I did not know Martha Ann Godby. But, after listening to family and friends’ recollections at her funeral last week, I feel as though I did.
The thing about Martha, they all agreed, was her incredible generosity.
“And her stubbornness.”
Everyone said the same thing. She was lovingly generous to a fault. And once she had made up her mind about something, she stubbornly held to it.
She doted on her grandchildren and spent as much time with them as possible. Her kitchen was always well stocked with iced oatmeal cookies, and the closet was always filled with toys and games. She apparently had stockpiles of other generous acts too, for anyone – friend or stranger – that showed up with a need. Any need.
Her son-in-law, Rob Mountcastle, added a couple stories that vividly illustrated both traits. The stubborn trait came to light when he stopped by to see her one day and noticed she was carrying a jar lid filled with water.

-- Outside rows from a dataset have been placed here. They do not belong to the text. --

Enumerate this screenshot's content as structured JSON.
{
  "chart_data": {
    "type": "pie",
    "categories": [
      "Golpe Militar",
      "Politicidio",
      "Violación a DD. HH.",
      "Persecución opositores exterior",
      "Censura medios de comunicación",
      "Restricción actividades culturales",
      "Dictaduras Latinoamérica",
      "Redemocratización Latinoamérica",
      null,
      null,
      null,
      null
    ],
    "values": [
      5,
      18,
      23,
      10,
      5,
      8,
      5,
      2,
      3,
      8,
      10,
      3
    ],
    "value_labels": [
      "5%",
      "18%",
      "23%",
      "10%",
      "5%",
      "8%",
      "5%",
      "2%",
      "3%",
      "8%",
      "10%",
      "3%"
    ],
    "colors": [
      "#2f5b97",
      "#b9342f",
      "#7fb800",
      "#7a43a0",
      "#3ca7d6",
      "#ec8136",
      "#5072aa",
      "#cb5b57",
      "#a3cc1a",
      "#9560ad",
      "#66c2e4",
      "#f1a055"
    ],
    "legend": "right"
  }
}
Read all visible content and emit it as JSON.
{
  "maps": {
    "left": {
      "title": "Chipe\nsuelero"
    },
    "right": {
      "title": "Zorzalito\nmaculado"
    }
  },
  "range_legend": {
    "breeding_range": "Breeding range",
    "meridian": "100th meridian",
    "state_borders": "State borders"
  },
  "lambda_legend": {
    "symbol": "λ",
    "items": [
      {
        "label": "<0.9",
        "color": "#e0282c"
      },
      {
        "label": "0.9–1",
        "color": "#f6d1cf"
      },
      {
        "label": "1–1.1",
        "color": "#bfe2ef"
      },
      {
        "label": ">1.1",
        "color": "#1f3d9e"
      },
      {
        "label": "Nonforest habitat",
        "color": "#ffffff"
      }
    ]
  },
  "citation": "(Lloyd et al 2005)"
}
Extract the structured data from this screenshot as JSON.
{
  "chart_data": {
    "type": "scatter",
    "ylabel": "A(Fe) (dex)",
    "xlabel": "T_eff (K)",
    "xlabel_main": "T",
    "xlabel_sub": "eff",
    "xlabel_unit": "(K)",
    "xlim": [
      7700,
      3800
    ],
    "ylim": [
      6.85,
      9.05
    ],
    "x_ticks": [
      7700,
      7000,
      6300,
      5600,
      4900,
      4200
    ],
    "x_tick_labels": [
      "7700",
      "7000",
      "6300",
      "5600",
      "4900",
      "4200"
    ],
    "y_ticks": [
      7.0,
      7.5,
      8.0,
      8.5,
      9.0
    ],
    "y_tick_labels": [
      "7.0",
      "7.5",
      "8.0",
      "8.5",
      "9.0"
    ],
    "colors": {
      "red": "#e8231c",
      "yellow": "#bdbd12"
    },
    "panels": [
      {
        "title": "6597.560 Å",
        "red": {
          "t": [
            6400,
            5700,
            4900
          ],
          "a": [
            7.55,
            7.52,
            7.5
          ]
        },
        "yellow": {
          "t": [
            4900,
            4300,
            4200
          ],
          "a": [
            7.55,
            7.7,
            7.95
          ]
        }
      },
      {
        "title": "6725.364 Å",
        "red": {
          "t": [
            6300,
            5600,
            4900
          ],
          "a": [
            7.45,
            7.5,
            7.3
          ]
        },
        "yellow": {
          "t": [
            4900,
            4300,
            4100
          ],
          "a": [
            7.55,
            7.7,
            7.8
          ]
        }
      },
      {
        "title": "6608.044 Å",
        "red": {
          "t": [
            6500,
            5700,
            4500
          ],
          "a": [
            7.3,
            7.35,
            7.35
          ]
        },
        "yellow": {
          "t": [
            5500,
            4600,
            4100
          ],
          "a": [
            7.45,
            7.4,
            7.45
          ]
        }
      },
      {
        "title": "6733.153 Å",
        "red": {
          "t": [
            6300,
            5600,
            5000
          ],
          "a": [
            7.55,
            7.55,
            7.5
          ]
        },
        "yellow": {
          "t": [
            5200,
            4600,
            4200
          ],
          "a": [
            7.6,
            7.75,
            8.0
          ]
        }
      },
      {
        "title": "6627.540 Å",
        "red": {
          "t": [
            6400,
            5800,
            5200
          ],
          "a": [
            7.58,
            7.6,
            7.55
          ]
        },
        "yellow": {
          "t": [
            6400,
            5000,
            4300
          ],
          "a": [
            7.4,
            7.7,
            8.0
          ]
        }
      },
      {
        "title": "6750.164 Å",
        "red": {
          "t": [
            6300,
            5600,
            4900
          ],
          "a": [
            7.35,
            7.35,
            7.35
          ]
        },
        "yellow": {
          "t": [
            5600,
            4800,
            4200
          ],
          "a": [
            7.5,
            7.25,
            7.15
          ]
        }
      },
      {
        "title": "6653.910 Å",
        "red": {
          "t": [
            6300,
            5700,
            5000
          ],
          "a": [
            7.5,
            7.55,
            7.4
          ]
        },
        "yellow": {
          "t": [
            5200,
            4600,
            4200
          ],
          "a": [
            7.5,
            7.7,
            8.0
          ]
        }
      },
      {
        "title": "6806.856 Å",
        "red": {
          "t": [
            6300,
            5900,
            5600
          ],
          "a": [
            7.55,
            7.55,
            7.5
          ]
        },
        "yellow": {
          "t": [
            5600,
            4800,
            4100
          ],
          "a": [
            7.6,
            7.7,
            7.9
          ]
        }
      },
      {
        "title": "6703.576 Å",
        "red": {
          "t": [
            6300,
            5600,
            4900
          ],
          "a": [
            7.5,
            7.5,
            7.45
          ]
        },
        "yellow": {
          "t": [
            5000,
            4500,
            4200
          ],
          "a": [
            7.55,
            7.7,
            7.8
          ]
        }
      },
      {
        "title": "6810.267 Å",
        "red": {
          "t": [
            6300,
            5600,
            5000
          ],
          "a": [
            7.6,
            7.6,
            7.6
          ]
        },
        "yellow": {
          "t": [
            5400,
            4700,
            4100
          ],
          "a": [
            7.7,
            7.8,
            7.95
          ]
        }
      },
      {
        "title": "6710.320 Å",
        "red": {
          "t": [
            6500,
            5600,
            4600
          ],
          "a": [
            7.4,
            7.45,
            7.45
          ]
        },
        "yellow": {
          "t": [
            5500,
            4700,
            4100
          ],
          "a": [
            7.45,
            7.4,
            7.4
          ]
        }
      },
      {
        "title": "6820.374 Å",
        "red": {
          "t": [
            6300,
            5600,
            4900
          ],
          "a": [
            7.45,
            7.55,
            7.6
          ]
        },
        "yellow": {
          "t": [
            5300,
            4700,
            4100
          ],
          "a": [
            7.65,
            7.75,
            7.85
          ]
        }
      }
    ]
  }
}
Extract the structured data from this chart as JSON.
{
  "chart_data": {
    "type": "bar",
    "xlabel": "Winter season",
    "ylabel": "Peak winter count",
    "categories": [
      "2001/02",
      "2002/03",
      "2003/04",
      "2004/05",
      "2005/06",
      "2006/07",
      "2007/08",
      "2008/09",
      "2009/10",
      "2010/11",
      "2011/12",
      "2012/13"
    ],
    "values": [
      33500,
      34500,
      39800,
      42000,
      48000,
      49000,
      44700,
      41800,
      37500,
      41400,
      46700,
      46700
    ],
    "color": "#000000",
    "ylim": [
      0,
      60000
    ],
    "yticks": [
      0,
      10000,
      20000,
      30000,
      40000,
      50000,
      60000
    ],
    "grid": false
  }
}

“What’s the water for?” he asked.
“For the cricket,” she said nonchalantly.
“The thirsty one in the family room.”
Martha then led him to the family room and bade him listen. There was a loud chirp.
“The cricket,” she said. A smoke detector battery in need of replacement, he thought. He told her.
“It’s a cricket,” she insisted. More chirps ensued. On impulse he timed them with his watch. Then he accurately predicted exactly when the next chirps would come.
“Her eyes got as big as saucers,” Rob said. “She no longer insisted it was a cricket, but she still left the water.”
Her generosity had everything to do with Rob’s job as a postal employee.
“She wanted to support the company that I worked for,” he said. “Her way of doing that was to fill the postage-paid reply envelopes from all the junk mail she received with anything and everything she could lay her hands on, and mail them. She knew the mailers at the other end would have to pay the postage, and as far as she was concerned, that helped pay my salary.”
There’s another dimension to Martha Godby’s generosity that springs from her daughter Jannell, Rob’s wife. She seems to have inherited her mother’s spirit of selfless giving.
A number of years ago a man Jannell had never met was dying of kidney failure. Without hesitation, she volunteered to donate one of her kidneys.
Miraculously, she was a perfect match. She met the man for the first time in the recovery room after the surgery.
Like I said, I never knew the woman, but obviously, her spirit lives on.